Mr. Hosseini visited Washington last week to attend the annual meetings of the International Monetary Fund and World Bank, making him one of the few senior Iranian officials to visit the U.S. capital in recent years.
The minister met with The Wall Street Journal at Iran’s lone diplomatic office in Washington, an “interests section” in Georgetown that is associated with Pakistan’s Embassy. The mission’s walls are adorned with portraits of the Islamic Republic’s founding ayatollahs and pictures of Iran’s famed mosques and gardens.
Mr. Hosseini has emerged in recent years as the frontman for President Mahmoud Ahmadinejad’s economic policies, which have been widely criticized inside Iran. Iranians will vote for Mr. Ahmadinejad’s successor in June.
The IMF last week released a grim assessment on the state of Iran’s economy.
Growth contracted 1.9% in the year ended March 31, according to the fund, and is anticipated to shrink another 1.3% during the current fiscal year. Prices, meanwhile, in Iran jumped more than 30% last year, fueled by the rial’s fall, and are expected to climb by around 27% this year.
The IMF, however, said it expected Iran’s economy to return to growth of more than 1% in 2014, lending support to Mr. Hosseini’s view that Tehran isn’t facing an imminent financial collapse. Still, this is considerably lower than the nearly 8% growth Iran registered in 2007.
Independent economists have criticized the IMF in the past for making overly optimistic assessments of Iran’s economy. Some financial analysts have also questioned whether Tehran’s foreign-exchange reserves are as high as Mr. Hosseini cites. The fund acknowledges it depends on Iran for much of its economic data.
Still, even some of Iran’s biggest critics in Washington have concluded in recent months that Tehran appears to be weathering parts of the U.S. financial assault, even though it has cut deeply into Iran’s revenue. Iranian officials have acknowledged that their oil exports have been cut by more than half at times over the past year.
The U.S. and its European allies have been seeking to use sanctions to force Iran into curtailing its nuclear program, which Washington believes is designed to produce atomic weapons. Iran has denied this charge, but has refused to make any concessions in international negotiations. Israel has threatened military strikes on Iran’s nuclear sites if sanctions don’t slow Tehran’s program.

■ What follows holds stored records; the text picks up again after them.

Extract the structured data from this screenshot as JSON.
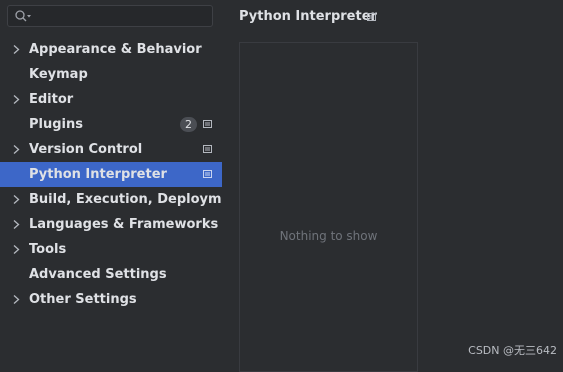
{
  "search": {
    "placeholder": ""
  },
  "sidebar": {
    "items": [
      {
        "label": "Appearance & Behavior",
        "expandable": true
      },
      {
        "label": "Keymap",
        "expandable": false
      },
      {
        "label": "Editor",
        "expandable": true
      },
      {
        "label": "Plugins",
        "expandable": false,
        "badge": "2",
        "project_icon": true
      },
      {
        "label": "Version Control",
        "expandable": true,
        "project_icon": true
      },
      {
        "label": "Python Interpreter",
        "expandable": false,
        "project_icon": true,
        "selected": true
      },
      {
        "label": "Build, Execution, Deployment",
        "expandable": true
      },
      {
        "label": "Languages & Frameworks",
        "expandable": true
      },
      {
        "label": "Tools",
        "expandable": true
      },
      {
        "label": "Advanced Settings",
        "expandable": false
      },
      {
        "label": "Other Settings",
        "expandable": true
      }
    ]
  },
  "main": {
    "title": "Python Interpreter",
    "empty_text": "Nothing to show"
  },
  "watermark": "CSDN @无三642",
  "colors": {
    "background": "#2b2d30",
    "selection": "#3d67c8",
    "text": "#dfe1e5",
    "muted_text": "#6f737a"
  },
  "icons": {
    "search": "magnifier-with-dropdown-icon",
    "expand": "chevron-right-icon",
    "project_scope": "project-scope-icon"
  }
}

Patrick Clawson, an Iran expert at the Washington Institute for Near East Policy, recently wrote that Iran has succeeded in recent months in reorienting its exports away from oil to focus on agriculture, mining and industry.
These businesses haven’t been targeted by Western sanctions as much as Iran’s oil wealth, he argued. And Tehran has been successful in expanding its trade with Asian and Middle East countries, including China, India and Turkey, despite sanctions that have cut off most trade with Europe.

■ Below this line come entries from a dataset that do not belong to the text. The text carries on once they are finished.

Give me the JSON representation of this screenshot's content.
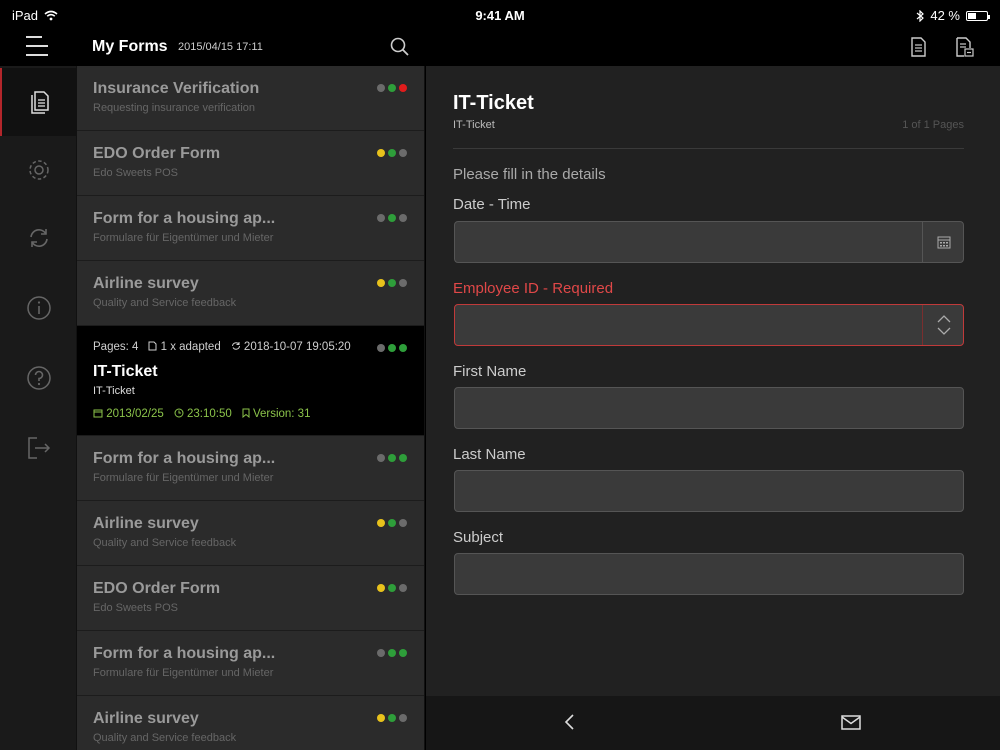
{
  "status_bar": {
    "device": "iPad",
    "time": "9:41 AM",
    "battery": "42 %",
    "battery_level": 0.42
  },
  "nav": {
    "title": "My Forms",
    "datetime": "2015/04/15  17:11"
  },
  "rail": {
    "items": [
      "documents-icon",
      "settings-icon",
      "sync-icon",
      "info-icon",
      "help-icon",
      "logout-icon"
    ]
  },
  "colors": {
    "accent_red": "#b3262b",
    "required_red": "#e04848",
    "dot_grey": "#6b6b6b",
    "dot_green": "#2e9e3a",
    "dot_yellow": "#e8c21c",
    "dot_red": "#e01c1c",
    "meta_green": "#8bc34a"
  },
  "forms": [
    {
      "title": "Insurance Verification",
      "subtitle": "Requesting insurance verification",
      "dots": [
        "grey",
        "green",
        "red"
      ]
    },
    {
      "title": "EDO Order Form",
      "subtitle": "Edo Sweets POS",
      "dots": [
        "yellow",
        "green",
        "grey"
      ]
    },
    {
      "title": "Form for a housing ap...",
      "subtitle": "Formulare für Eigentümer und Mieter",
      "dots": [
        "grey",
        "green",
        "grey"
      ]
    },
    {
      "title": "Airline survey",
      "subtitle": "Quality and Service feedback",
      "dots": [
        "yellow",
        "green",
        "grey"
      ]
    },
    {
      "title": "Form for a housing ap...",
      "subtitle": "Formulare für Eigentümer und Mieter",
      "dots": [
        "grey",
        "green",
        "green"
      ]
    },
    {
      "title": "Airline survey",
      "subtitle": "Quality and Service feedback",
      "dots": [
        "yellow",
        "green",
        "grey"
      ]
    },
    {
      "title": "EDO Order Form",
      "subtitle": "Edo Sweets POS",
      "dots": [
        "yellow",
        "green",
        "grey"
      ]
    },
    {
      "title": "Form for a housing ap...",
      "subtitle": "Formulare für Eigentümer und Mieter",
      "dots": [
        "grey",
        "green",
        "green"
      ]
    },
    {
      "title": "Airline survey",
      "subtitle": "Quality and Service feedback",
      "dots": [
        "yellow",
        "green",
        "grey"
      ]
    }
  ],
  "selected_form": {
    "pages": "Pages: 4",
    "adapted": "1 x adapted",
    "sync_time": "2018-10-07 19:05:20",
    "title": "IT-Ticket",
    "subtitle": "IT-Ticket",
    "date": "2013/02/25",
    "time": "23:10:50",
    "version": "Version: 31",
    "dots": [
      "grey",
      "green",
      "green"
    ]
  },
  "detail": {
    "title": "IT-Ticket",
    "subtitle": "IT-Ticket",
    "pages": "1 of 1 Pages",
    "hint": "Please fill in the details",
    "fields": [
      {
        "label": "Date - Time",
        "value": "",
        "placeholder": "",
        "addon": "calendar-icon"
      },
      {
        "label": "Employee ID - Required",
        "value": "",
        "placeholder": "",
        "addon": "stepper-icon",
        "required": true
      },
      {
        "label": "First Name",
        "value": "",
        "placeholder": ""
      },
      {
        "label": "Last Name",
        "value": "",
        "placeholder": ""
      },
      {
        "label": "Subject",
        "value": "",
        "placeholder": ""
      }
    ]
  },
  "bottom_bar": {
    "items": [
      "back-icon",
      "mail-icon"
    ]
  }
}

“The Islamic Republic is in the midst of a non-oil export boom,” Mr. Clawson wrote. “It has the potential to remain a middle-income country even with no oil exports, and the reserves to finance the transition in the meantime.”
Mr. Hosseini said Iran’s non-oil exports grew 20% in 2012 from a year earlier. He said the weak rial has made Iran’s exports less expensive and more competitive overseas.
“Our foreign trade is focused on non-oil exports and reducing imports,” Mr. Hosseini said. “In general speaking, the economy of Iran is focused on local trade.”
In one potentially ominous development for the U.S., Iran on Saturday said it was considering exporting oil to North Korea, Iranian state media reported. A delegation from North Korea’s Oil Ministry is in Tehran for negotiations.
Iran and North Korea signed a scientific-cooperation agreement last September in Tehran.
Pyongyang conducted its third nuclear-weapons test in March, and its program is considered significantly more advanced than Iran’s. U.S. officials have worried Iran could barter oil to the energy-starved North in exchange for assistance in the nuclear field. Tehran and Pyongyang have denied cooperation on nuclear or missile technologies.